Inclusion criteria included women with 1 previous transverse lower uterine segment caesarean section scar presenting in spontaneous labor, singleton fetus with vertex presentation, non-recurrent indications for previous caesarean section e.g. malpresentation such as breech presentation, fetal distress and an estimated fetal weight (EFW) of less than or equal to 3.8 kg. The exclusion criteria included Women with a previous history of uterine rupture, women with fetal macrosomia, placenta previa, multiple gestation as well as abnormalities in amniotic fluid volumes such as polyhydramnious or oligohydramnious, women with co-existing medical conditions like hypertensive disease in pregnancy, uncontrolled diabetes mellitus in pregnancy, and women whose previous caesarean section was complicated by wound sepsis or wound breakdown.

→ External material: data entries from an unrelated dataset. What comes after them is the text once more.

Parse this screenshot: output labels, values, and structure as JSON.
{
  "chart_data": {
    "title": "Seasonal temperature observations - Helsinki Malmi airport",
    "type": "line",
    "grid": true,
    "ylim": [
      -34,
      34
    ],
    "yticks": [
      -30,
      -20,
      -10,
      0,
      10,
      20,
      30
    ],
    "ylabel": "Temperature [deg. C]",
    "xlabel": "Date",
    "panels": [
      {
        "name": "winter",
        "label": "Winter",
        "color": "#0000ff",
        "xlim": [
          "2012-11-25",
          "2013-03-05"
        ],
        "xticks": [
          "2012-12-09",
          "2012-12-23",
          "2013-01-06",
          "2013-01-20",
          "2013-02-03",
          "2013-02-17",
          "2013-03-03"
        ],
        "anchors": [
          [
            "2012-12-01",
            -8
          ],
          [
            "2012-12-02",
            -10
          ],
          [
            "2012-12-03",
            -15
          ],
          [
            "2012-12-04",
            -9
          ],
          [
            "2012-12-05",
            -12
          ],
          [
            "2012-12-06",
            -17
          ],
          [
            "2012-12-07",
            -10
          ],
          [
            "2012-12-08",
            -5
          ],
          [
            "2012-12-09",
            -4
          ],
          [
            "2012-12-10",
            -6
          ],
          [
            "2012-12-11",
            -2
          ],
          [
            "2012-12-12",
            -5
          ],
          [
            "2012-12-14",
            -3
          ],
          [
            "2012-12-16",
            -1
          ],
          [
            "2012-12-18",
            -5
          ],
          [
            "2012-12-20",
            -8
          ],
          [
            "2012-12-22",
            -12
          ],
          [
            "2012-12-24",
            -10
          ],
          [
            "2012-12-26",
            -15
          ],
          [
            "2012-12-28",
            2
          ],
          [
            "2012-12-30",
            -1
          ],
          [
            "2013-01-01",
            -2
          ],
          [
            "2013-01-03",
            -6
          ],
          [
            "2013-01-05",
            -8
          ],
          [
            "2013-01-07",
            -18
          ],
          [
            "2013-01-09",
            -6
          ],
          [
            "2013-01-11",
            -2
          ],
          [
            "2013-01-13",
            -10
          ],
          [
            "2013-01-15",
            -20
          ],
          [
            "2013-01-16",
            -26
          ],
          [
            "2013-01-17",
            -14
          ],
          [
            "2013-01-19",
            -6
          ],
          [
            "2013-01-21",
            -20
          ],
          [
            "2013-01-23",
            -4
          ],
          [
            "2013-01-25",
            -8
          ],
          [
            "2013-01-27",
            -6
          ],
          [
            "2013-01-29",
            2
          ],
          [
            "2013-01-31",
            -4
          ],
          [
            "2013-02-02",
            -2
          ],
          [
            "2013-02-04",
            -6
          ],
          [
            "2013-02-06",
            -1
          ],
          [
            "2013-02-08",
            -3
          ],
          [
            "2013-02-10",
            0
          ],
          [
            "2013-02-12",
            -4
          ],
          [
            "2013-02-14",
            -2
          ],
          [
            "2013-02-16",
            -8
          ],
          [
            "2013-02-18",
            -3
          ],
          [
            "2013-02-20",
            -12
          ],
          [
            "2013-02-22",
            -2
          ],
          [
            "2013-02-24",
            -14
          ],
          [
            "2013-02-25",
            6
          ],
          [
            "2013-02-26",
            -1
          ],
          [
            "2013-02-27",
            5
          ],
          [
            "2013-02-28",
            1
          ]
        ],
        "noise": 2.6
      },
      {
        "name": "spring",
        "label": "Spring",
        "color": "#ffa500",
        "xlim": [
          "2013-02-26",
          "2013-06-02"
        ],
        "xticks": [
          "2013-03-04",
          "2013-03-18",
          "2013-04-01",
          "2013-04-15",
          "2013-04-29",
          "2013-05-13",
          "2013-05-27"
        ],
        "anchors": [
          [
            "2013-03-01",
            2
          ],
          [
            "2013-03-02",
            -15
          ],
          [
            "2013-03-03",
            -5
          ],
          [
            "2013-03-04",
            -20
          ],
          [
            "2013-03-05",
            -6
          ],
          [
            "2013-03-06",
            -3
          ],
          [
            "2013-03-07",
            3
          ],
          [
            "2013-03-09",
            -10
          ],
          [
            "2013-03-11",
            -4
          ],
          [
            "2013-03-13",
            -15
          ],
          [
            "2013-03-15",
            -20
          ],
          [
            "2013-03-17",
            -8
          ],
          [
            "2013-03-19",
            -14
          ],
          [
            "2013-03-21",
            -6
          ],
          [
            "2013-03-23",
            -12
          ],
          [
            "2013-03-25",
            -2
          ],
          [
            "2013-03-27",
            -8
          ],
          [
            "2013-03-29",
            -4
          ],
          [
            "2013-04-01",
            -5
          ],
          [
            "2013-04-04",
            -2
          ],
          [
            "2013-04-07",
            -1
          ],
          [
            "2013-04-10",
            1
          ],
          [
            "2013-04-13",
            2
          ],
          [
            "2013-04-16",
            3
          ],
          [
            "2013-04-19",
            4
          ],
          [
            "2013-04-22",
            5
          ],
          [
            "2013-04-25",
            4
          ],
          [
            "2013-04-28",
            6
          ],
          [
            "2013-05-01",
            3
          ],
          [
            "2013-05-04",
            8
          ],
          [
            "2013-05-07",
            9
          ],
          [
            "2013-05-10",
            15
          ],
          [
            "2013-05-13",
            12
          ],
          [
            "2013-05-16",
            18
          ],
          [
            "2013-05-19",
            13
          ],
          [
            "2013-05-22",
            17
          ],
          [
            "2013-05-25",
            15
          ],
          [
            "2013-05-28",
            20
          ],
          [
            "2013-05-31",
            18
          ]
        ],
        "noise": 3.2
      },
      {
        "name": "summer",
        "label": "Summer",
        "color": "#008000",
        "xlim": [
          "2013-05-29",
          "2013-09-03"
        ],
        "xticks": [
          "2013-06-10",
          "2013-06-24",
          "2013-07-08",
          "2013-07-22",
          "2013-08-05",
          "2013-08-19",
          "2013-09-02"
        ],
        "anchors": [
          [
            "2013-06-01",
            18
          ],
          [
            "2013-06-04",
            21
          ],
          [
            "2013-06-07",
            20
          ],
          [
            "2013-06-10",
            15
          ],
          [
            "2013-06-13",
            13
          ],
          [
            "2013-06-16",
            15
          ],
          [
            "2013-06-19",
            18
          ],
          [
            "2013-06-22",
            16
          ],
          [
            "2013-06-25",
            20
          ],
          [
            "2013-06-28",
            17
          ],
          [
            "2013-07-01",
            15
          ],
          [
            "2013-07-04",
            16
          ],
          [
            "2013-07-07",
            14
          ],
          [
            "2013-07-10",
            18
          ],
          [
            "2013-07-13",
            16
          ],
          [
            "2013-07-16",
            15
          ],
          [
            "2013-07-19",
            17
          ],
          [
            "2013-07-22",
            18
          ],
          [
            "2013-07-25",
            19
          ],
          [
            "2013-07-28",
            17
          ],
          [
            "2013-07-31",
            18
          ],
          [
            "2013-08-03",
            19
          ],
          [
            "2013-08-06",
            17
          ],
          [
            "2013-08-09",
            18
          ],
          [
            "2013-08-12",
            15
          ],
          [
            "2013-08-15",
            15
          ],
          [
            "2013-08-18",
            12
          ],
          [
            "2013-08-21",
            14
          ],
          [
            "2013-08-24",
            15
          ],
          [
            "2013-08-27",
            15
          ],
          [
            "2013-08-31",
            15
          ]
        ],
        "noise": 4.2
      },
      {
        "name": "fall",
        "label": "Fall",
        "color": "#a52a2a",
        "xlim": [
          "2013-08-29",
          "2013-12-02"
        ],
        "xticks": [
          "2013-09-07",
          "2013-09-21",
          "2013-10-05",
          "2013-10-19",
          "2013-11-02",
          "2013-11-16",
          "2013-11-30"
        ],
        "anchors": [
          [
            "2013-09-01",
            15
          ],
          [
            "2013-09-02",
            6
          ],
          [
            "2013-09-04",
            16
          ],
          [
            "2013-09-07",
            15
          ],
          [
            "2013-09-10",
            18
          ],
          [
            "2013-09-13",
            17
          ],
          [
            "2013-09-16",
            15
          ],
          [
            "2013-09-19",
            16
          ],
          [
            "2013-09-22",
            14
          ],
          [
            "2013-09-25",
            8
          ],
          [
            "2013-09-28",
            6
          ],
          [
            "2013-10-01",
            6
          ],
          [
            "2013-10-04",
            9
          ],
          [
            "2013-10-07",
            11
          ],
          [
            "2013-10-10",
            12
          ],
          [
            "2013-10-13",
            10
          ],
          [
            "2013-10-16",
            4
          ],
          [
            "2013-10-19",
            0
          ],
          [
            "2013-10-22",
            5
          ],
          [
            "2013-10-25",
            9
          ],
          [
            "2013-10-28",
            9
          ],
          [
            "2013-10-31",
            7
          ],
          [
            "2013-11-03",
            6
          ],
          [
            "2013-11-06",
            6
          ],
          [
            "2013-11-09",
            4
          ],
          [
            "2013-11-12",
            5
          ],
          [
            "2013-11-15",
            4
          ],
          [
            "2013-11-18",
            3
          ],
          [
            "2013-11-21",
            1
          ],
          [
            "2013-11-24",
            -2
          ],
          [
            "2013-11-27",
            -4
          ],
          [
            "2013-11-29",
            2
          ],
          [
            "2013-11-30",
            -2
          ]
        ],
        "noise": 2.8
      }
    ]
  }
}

Main Outcome Measure(s): The primary outcome in this study was the association between echographic measurements of the LUS and the risk of intrapartum uterine rupture. The secondary outcomes were trial of labor outcome (successful VBAC versus repeat Cesarean section), and determination of clinical (obstetric) factors that could serve as predictors for uterine rupture or dehiscence.

Results: The overall frequency of defective scar was 3.9% (2 ruptures, 4 dehiscences). The frequency of defects rose as the thickness of the lower uterine segment decreased: there were no defects among 49 women with measurements greater than 4.5 mm, 1 (1.4%) among 70 women with values of 3.6-4.5 mm, 2 (10%) among 20 women with values of 2.6-3.5 mm, and 3 (21.4%) among 14 women with values of 2.5 mm and below. With a cut-off value of 3.5 mm, the sensitivity of ultrasonographic measurement was 83.3%, the specificity was 80.3%, positive predictive value was 14.7%, and negative predictive value was 99.2% with an accuracy of 80.4%.

Conclusion: The results from this study showed that the risk of a defective scar is directly related to the degree of thinning of the lower uterine segment at around 37 weeks of pregnancy. The high negative predictive value of the study may encourage obstetricians to offer a trial of labour to patients with a thickness value of 3.5 mm or greater.

Keywords: Lower uterine segment, uterine rupture, dehiscence, VBAC.